- Abode: Taiwhetuki
- Gender: Male
- Region: Polynesia
- Ethnic group: Māori, Paʻumotu people

Genealogy
- Parents: Ranginui and Papatuinuku
- Siblings: Urutengangana, Tāwhiri, Tangaroa, Kiwa, Tū, Tāne

= Whiro =

Māori god of darkness, evil and illness

Whiro-te-tipua (aka Whiro) is the lord of darkness and embodiment of all evil in Māori mythology. Usually depicted as a lizard-like creature, he inhabits the underworld and is responsible for the ills of all people, a contrast to his brother and enemy Tāne.

According to some tribes, when people die, their bodies descend into the underworld, where they are eaten by Whiro. Each time Whiro eats a body, he becomes stronger. This process will eventually make him sufficiently powerful to break free of the underworld, at which point he will come to the surface and devour everything and everyone on it. Cremation is therefore recommended to prevent this, because Whiro cannot gain strength from ashes.

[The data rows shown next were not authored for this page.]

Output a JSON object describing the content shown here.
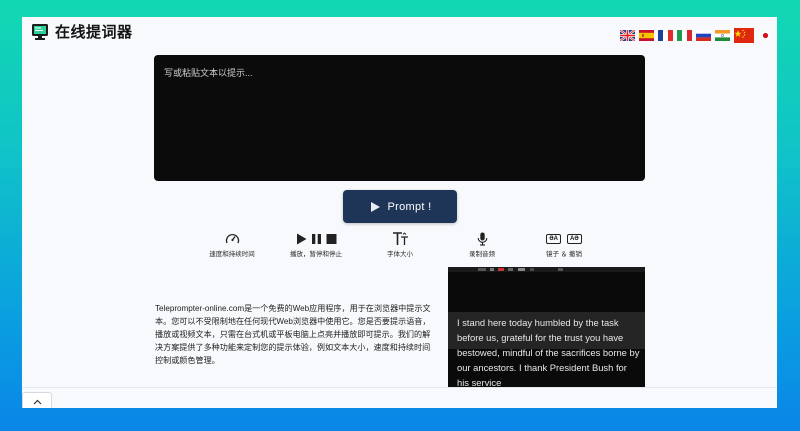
{
  "header": {
    "title": "在线提词器",
    "logo_icon": "monitor-logo-icon",
    "flags": [
      "uk-flag",
      "spain-flag",
      "france-flag",
      "italy-flag",
      "russia-flag",
      "india-flag",
      "china-flag",
      "japan-flag"
    ]
  },
  "editor": {
    "placeholder": "写或粘贴文本以提示..."
  },
  "prompt_button": {
    "label": "Prompt !",
    "icon": "play-icon"
  },
  "features": [
    {
      "label": "速度和持续时间",
      "icon": "speedometer-icon"
    },
    {
      "label": "播放，暂停和停止",
      "icons": [
        "play-icon",
        "pause-icon",
        "stop-icon"
      ]
    },
    {
      "label": "字体大小",
      "icon": "font-size-icon"
    },
    {
      "label": "录制音频",
      "icon": "microphone-icon"
    },
    {
      "label": "镜子 ＆ 撤销",
      "icons": [
        "mirror-text-icon",
        "mirror-flip-icon"
      ],
      "mirror_texts": [
        "ƏA",
        "AƏ"
      ]
    }
  ],
  "description": "Teleprompter-online.com是一个免费的Web应用程序，用于在浏览器中提示文本。您可以不受限制地在任何现代Web浏览器中使用它。您是否要提示语音，播放或视频文本，只需在台式机或平板电脑上点亮并播放即可提示。我们的解决方案提供了多种功能来定制您的提示体验，例如文本大小，速度和持续时间控制或颜色管理。",
  "preview": {
    "text": "I stand here today humbled by the task before us, grateful for the trust you have bestowed, mindful of the sacrifices borne by our ancestors. I thank President Bush for his service"
  },
  "colors": {
    "button_bg": "#1f3558",
    "editor_bg": "#0b0b0b",
    "page_bg": "#f7f9fc",
    "gradient_top": "#12d8b2",
    "gradient_bottom": "#0a86e8"
  }
}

Taiwhetuki – Whiro's House of Death – is a deep and dark cave where all things evil are preserved, such as black magic. It is a place in which countless personifications of illnesses and diseases dwell.

Geckos, skinks, and tuatara were feared because of their spiritual association with Whiro.

Whiro is also used as a name for the planet Mercury and for the new moon.

== Confusion ==
Whiro-te-tipua (Iro in Rarotonga) was a Polynesian voyager who shared a name with the offspring of Papatūānuku and Ranginui. Little was known as to whether he actually arrived in New Zealand, though some of the tribes trace their lineage from him, especially perhaps the people of Whanganui.